We need to put this into context. The table below shows the prevalences of various diseases in Australia including ME/CFS. (The information has been taken from consumer websites, and we’ll update as we obtain more information). For ME/CFS we have used a round figure of 100, 000 Australians affected which equates to 0.43% of the population. This is a lower end estimate as many authorities state prevalence figures up to 0.7%.

We can see that ME/CFS is quite a prevalent condition in comparison to many well-known diseases, some of which receive significant Government funding.

If we do our sums there is only $1.17 of research funding per annum per ME/CFS patient! That’s a cup of (decent) coffee per three patients and certainly not enough caffeine to go around! Needless to say this is significantly less funding ‘pro-rata’ than most other conditions. By way of comparison, $400 p.a. is spent on each HIV patient. (HIV funding is approximately $6.7M p.a. averaged over the same time period).

Condition prevalences

The NHMRC awards funding based on merit. The low level of funding may be a reflection of small numbers of applications submitted or it may reflect a lack of confidence in the research field by NHMRC grant assessors. We do not have visibility of that information at this point in time and can’t comment on the performance of the NHMRC.

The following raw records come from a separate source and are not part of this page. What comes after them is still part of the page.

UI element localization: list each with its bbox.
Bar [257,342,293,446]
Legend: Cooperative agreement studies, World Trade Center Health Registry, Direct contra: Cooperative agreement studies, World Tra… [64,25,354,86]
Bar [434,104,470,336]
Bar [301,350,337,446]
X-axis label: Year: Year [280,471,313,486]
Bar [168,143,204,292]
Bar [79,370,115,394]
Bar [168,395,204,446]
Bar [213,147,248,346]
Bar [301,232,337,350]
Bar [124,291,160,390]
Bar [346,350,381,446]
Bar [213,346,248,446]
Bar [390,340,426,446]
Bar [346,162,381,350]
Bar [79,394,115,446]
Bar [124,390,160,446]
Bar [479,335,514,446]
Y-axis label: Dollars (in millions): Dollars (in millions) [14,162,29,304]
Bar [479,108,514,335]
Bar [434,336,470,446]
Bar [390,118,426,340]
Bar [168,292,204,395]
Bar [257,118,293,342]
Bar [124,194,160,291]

However, because ME/CFS is a pressing health concern and costs the economy up to $1Bn p.a., it is time for the Government to be proactive. The research community need to be given confidence that the Government supports ME/CFS research.

The Government needs to fund pilot research and, in some cases, accept a higher risk threshold given the immaturity of the research field. Without this science does not progress. It should not be up to private foundations and patients to take all the risks.

As representatives of the patient community, our desire is for biomarker research which will improve the sensitivity and objectivity of diagnosis. There are many promising biomarker candidates and an abundance of pilot research that could be replicated.

ME/CFS research needs to cover a broad range of areas. Biomedical research is important to learn more about the etiology and pathogenesis of the disease. The Commonwealth needs to fund clinical research and follow cohorts of patients over time, adding to our understanding of the Australian context. Social research is paramount to study the effects of this devastating disease on people’s lives, including the iatrogenic harm cause by delayed and wrong diagnosis. Psychological research is needed to find the best therapies able to reverse iatrogenic harm and assist patients cope with a disease which affects cognition, isolates patients and assaults their self-esteem.

Not only is it important that more research is conducted but it has to be right research. We commend the Canadian Clinical definition as being the one that best describes our members’ condition. It is by far the most stringent definition with five mandatory criteria and is most likely to lead to answers for the severely affected. We have concerns about how the ‘CFS’ research field has developed over the years. What we’d like to see happening is well articulated in this article by the ME Research UK group.

ME/CFS Australia asks the Government to assemble a thinktank of researchers familiar with the field and clinicians experienced in diagnosing and treating ME/CFS. Research priorities should be determined and research encouraged.

Finally, this is not just about ME/CFS. There are related conditions from which mutual learning can occur. As 70% of people with ME/CFS develop it post-virally, Q fever and Ross River fever research is important. Understanding the neurology of ME/CFS may have applications to atypical MS and Fibromyalgia, giving benefit to a much wider population.

In conclusion, there is a pressing need for Governments around the world to take a strategic approach to a serious health public health concern. Levels of ME/CFS research in Australia are critically low and need to be boosted. We call on the Government to develop a strategic plan to expand the ME/CFS research field and make ME/CFS research a priority area until the field has grown significantly.